Professor Indraneel Mitchell, Dr Ernest Borges chair in translational research and Professor Emeritus at TMC/ACTREC Department of Surgical Oncology, explains how his team launched a phase II single-arm clinical trial to investigate the effect of R Cu in reducing toxic side effects of chemotherapy through cfChP activation in advanced gastric carcinoma patients undergoing docetaxel based multi-agent chemotherapy. They also used a grading scale for assessing unwanted physiological

R-Cu reduced non-haematological toxicity, such as diarrhoea and vomiting, but did not reduce haematological toxicity. R-Cu also reduced docetaxel compared to control without affecting overall survival.

The Department of Atomic Energy of the Government of India supported this study through its grant CTCTMC awarded to Tata Memorial Centre and Prof. Mittra.

Two studies conducted by Prof. Mittra’s group using mouse models demonstrated the benefits of R Cu administration in the prevention and treatment of sepsis and ageing. R-Cu administration for a prolonged period of time can reduce the biological markers of ageing such as neurodegeneration and Alzheimer’s. In the second study, cfChPs were found to trigger sepsis in mice after bacterial infections. R-Cu was administered and this prevented this pathological reaction.

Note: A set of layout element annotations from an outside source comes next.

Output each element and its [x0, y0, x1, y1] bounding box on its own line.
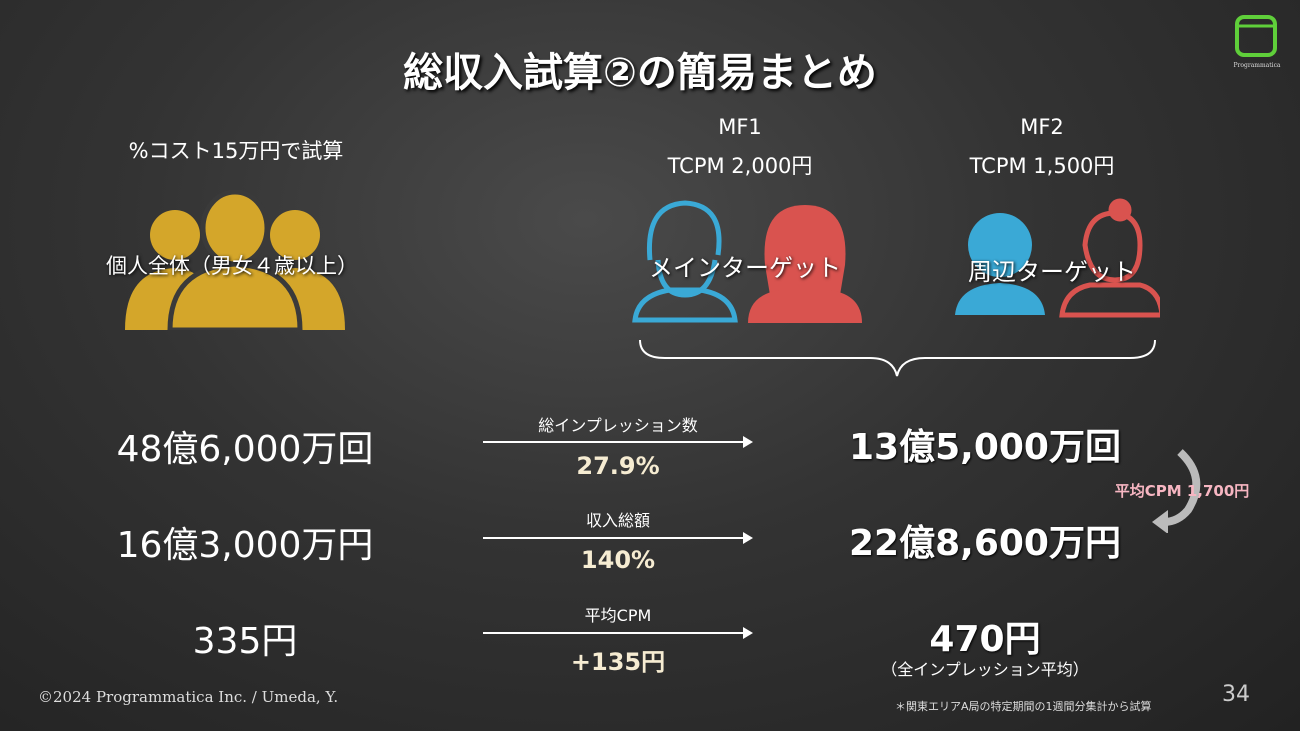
mf1-target: メインターゲット — [649, 254, 841, 282]
arrow-icon — [483, 436, 753, 448]
arrow-icon — [483, 627, 753, 639]
avg-cpm-left: 335円 — [192, 621, 298, 662]
mf1-name: MF1 — [718, 115, 762, 139]
arrow-icon — [483, 532, 753, 544]
row-label: 総インプレッション数 — [538, 416, 698, 435]
change-value: +135円 — [570, 648, 666, 676]
brace — [639, 339, 1156, 377]
change-value: 140% — [580, 546, 656, 574]
total-revenue-left: 16億3,000万円 — [116, 525, 374, 566]
total-impressions-right: 13億5,000万回 — [849, 427, 1121, 468]
total-revenue-right: 22億8,600万円 — [849, 523, 1121, 564]
logo: Programmatica — [1232, 14, 1282, 70]
female-icon — [748, 205, 862, 323]
mf2-tcpm: TCPM 1,500円 — [969, 154, 1115, 178]
slide-title: 総収入試算②の簡易まとめ — [403, 50, 877, 96]
logo-icon — [1235, 15, 1277, 57]
total-impressions-left: 48億6,000万回 — [116, 429, 374, 470]
page-number: 34 — [1222, 682, 1250, 707]
male-icon — [955, 213, 1045, 315]
row-label: 収入総額 — [585, 511, 651, 530]
row-label: 平均CPM — [584, 606, 652, 625]
segment-label: 個人全体（男女４歳以上） — [106, 254, 358, 278]
female-icon — [1059, 198, 1160, 318]
avg-cpm-callout: 平均CPM 1,700円 — [1114, 482, 1250, 500]
avg-cpm-note-right: （全インプレッション平均） — [881, 660, 1089, 679]
target-people-icons — [632, 198, 1160, 323]
mf2-name: MF2 — [1020, 115, 1064, 139]
copyright: ©2024 Programmatica Inc. / Umeda, Y. — [38, 688, 339, 706]
mf1-tcpm: TCPM 2,000円 — [667, 154, 813, 178]
footnote: ＊関東エリアA局の特定期間の1週間分集計から試算 — [895, 700, 1152, 713]
group-people-icon — [125, 190, 345, 330]
male-icon — [632, 200, 738, 323]
change-value: 27.9% — [576, 452, 660, 480]
mf2-target: 周辺ターゲット — [968, 258, 1136, 286]
cost-note: %コスト15万円で試算 — [128, 139, 344, 163]
curved-arrow-icon — [1152, 449, 1201, 533]
avg-cpm-right: 470円 — [929, 619, 1041, 660]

The group has also carried out human studies. Their previous work suggested that cfChPs, released by dying cancer cells, enter the surrounding cancer cells and trigger DNA damage, inflammation and contribute to their aggressive behavior. These effects could be mitigated with R-Cu. R-Cu treatment reduced the severity of grade 3/4 mucositis, and levels of inflammatory protein (or “cytokines”) found in serum and saliva. This was observed after patients received high-dose melphalan to treat plasma-cell cancers.